Segundo Freitas Neto (2010), trata-se se construir o conhecimento em função dos temas e não das disciplinas. Em outras palavras, os temas são os objetivos finais, a pauta que demanda da sociedade e que está presente na realidade dos alunos. E as disciplinas são os meios que permitem os alunos trabalhar e instrumentalizar conteúdos e conceitos, que possam de forma crítica propor entendimento e possíveis reflexões, abordagens e soluções para os temas.

Desse modo, o saber é construído a partir de uma nova prática escolar, que pode acompanhar as transformações do mundo, da sociedade e da realidade que cerca esse aluno. Essa proposta tem a potencialidade de superar velhos desafios referentes ao campo do ensino de História. Superar a velha justificativa pela falta de interesse – quase sempre verdadeira de que a História, coisa antiga, grandes nomes, datas, fatos, ou seja, tudo aquilo que se mostra a princípio muito distante do aluno. Aproximar o aluno e dar sentido para o conhecimento, de modo que além de estimular a curiosidade, a investigação e a criticidade, também facilita a construção e elaboração de outros conceitos como Representação, Pertencimento e Identidade.

Falando agora do cotidiano nas escolas. Na verdade, os argumentos apresentados acima são conhecidos por professores, coordenadores, diretores e especialistas. Ainda assim não vemos muitas práticas nesse sentido. O que falta então? Falta criar um canal, uma plataforma, um espaço pensado para tal finalidade. Criar a ocasião, a oportunidade para que escola, alunos e comunidade tenham a chance de propor novas situações para novos tempos.

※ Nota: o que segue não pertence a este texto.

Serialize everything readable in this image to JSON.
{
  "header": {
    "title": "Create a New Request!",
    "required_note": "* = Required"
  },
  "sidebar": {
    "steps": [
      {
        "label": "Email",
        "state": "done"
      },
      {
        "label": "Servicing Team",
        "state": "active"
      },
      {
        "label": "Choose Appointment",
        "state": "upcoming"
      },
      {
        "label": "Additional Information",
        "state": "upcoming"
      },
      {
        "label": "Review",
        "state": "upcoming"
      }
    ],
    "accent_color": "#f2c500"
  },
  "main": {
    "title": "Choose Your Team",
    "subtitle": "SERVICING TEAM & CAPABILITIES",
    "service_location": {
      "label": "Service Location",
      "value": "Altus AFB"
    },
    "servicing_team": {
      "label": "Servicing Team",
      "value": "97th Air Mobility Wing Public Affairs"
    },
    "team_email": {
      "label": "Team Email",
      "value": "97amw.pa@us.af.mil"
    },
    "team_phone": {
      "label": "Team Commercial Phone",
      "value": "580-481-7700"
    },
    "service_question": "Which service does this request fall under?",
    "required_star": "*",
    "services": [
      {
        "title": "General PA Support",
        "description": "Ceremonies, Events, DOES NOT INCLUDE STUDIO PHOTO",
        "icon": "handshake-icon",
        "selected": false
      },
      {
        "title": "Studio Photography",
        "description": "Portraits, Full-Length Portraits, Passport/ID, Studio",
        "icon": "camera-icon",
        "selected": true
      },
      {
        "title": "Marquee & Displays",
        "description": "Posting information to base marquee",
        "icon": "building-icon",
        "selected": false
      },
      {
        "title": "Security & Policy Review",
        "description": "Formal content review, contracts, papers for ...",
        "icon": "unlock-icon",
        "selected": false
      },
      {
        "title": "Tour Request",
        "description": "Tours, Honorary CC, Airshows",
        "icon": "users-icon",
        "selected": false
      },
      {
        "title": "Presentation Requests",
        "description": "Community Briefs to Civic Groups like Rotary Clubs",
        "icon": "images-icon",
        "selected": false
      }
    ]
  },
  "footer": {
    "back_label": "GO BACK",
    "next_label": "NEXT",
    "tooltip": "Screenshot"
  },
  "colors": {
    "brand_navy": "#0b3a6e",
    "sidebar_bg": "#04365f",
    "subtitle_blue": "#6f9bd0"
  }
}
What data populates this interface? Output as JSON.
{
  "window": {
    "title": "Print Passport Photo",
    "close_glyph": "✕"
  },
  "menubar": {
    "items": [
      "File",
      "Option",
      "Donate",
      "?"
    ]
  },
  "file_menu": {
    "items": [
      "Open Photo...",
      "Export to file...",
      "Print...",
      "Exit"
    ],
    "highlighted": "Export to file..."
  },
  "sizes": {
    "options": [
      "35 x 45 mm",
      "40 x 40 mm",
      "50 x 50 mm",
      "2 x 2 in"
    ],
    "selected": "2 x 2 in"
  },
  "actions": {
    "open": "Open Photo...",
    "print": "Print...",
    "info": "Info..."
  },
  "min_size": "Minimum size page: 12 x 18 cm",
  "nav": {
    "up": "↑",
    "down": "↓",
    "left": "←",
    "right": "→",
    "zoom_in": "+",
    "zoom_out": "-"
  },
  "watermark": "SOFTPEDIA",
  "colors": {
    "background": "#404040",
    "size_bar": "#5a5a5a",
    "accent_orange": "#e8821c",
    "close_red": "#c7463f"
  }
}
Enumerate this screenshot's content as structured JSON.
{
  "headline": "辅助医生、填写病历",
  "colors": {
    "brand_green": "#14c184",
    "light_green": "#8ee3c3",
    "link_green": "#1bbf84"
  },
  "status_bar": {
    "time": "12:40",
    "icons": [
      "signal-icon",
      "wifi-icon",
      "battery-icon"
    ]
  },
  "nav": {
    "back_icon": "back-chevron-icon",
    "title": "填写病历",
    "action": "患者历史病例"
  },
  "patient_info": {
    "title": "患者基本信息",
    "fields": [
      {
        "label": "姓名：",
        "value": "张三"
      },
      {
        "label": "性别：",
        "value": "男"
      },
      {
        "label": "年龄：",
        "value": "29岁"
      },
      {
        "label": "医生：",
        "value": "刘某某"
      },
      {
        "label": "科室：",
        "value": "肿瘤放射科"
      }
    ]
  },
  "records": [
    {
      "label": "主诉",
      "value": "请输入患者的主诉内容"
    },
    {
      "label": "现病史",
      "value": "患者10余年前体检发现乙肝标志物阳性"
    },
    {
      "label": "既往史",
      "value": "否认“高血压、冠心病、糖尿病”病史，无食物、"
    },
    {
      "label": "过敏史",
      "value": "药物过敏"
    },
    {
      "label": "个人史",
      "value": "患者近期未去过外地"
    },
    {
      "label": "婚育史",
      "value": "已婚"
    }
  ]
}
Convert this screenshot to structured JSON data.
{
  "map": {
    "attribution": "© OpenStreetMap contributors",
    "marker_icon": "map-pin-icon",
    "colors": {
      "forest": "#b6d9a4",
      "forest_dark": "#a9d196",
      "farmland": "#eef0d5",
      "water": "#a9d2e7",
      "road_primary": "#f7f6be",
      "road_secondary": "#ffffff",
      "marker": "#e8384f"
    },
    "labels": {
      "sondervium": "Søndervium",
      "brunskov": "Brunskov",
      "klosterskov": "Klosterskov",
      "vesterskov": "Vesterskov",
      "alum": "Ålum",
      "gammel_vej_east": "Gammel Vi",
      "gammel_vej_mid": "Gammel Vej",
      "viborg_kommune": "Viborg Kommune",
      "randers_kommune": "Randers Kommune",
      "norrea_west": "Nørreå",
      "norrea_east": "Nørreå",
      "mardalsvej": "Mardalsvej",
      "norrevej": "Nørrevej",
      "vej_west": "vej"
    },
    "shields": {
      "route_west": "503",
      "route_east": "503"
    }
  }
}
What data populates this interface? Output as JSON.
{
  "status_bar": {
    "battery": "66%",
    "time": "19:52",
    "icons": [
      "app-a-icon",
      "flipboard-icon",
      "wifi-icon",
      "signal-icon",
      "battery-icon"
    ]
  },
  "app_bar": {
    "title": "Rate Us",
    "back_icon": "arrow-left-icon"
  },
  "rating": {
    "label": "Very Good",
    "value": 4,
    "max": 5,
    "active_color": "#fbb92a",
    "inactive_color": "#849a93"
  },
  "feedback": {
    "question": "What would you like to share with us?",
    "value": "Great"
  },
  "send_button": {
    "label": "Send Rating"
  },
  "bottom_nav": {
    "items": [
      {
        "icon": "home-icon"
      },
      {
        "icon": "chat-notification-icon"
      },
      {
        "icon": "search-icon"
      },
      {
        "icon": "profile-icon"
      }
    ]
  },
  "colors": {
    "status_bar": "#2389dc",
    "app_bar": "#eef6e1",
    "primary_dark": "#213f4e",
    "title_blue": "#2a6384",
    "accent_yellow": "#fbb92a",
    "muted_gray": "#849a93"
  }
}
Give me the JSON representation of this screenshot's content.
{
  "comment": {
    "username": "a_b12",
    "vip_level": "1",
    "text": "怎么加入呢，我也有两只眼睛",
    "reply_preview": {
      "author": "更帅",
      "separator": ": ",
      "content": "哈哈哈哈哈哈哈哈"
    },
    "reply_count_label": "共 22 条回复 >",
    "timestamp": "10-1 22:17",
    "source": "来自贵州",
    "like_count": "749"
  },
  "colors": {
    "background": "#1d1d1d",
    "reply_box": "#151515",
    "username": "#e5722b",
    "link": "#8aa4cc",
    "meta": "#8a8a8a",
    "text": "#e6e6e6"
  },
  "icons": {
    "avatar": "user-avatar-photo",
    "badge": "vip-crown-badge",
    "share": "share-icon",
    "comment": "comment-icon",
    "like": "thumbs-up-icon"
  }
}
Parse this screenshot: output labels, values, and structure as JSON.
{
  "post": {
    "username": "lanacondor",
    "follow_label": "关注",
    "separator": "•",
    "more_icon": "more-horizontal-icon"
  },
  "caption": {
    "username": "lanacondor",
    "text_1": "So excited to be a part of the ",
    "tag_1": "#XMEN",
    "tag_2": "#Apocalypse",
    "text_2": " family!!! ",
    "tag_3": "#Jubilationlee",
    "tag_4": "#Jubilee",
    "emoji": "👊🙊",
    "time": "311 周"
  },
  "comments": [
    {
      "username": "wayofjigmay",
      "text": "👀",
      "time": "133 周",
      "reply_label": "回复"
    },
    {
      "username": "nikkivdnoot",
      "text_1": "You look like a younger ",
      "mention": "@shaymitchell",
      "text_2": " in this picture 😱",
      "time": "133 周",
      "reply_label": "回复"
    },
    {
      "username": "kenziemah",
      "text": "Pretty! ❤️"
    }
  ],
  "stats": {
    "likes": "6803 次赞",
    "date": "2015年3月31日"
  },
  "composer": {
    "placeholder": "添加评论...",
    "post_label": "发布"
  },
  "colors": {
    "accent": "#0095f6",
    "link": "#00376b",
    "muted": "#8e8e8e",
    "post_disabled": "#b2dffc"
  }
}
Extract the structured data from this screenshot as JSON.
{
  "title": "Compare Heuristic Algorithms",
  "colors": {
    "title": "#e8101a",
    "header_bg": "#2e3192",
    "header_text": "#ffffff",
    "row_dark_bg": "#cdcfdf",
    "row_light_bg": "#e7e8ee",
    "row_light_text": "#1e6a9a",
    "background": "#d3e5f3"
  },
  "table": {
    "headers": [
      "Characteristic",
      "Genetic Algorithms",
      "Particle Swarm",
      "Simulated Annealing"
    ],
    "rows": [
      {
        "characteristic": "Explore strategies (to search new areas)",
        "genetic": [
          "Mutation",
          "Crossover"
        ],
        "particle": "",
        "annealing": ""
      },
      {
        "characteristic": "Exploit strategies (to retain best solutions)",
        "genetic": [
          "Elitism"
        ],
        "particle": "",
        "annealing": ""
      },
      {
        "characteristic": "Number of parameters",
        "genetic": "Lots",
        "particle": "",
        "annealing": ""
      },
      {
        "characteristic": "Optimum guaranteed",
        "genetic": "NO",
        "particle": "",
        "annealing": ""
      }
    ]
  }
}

Nesse sentido, pensar em um museu dentro do ambiente escolar é a deixa para que essas potencialidades aflorem. A partir de uma proposta para melhorar o ensino de história, podemos pensar também em entusiasmar outras disciplinas para que sejam meios para chegar aos temas que realmente importam aos alunos e à sociedade, para que todos entendam nesse processo que cada disciplina, cada ciência, tem no fim das contas o mesmo objetivo geral, que é de ajudar a viver melhor. Isso é Transversalidade. E podemos pensar os museus e a museologia dentro dessa lógica.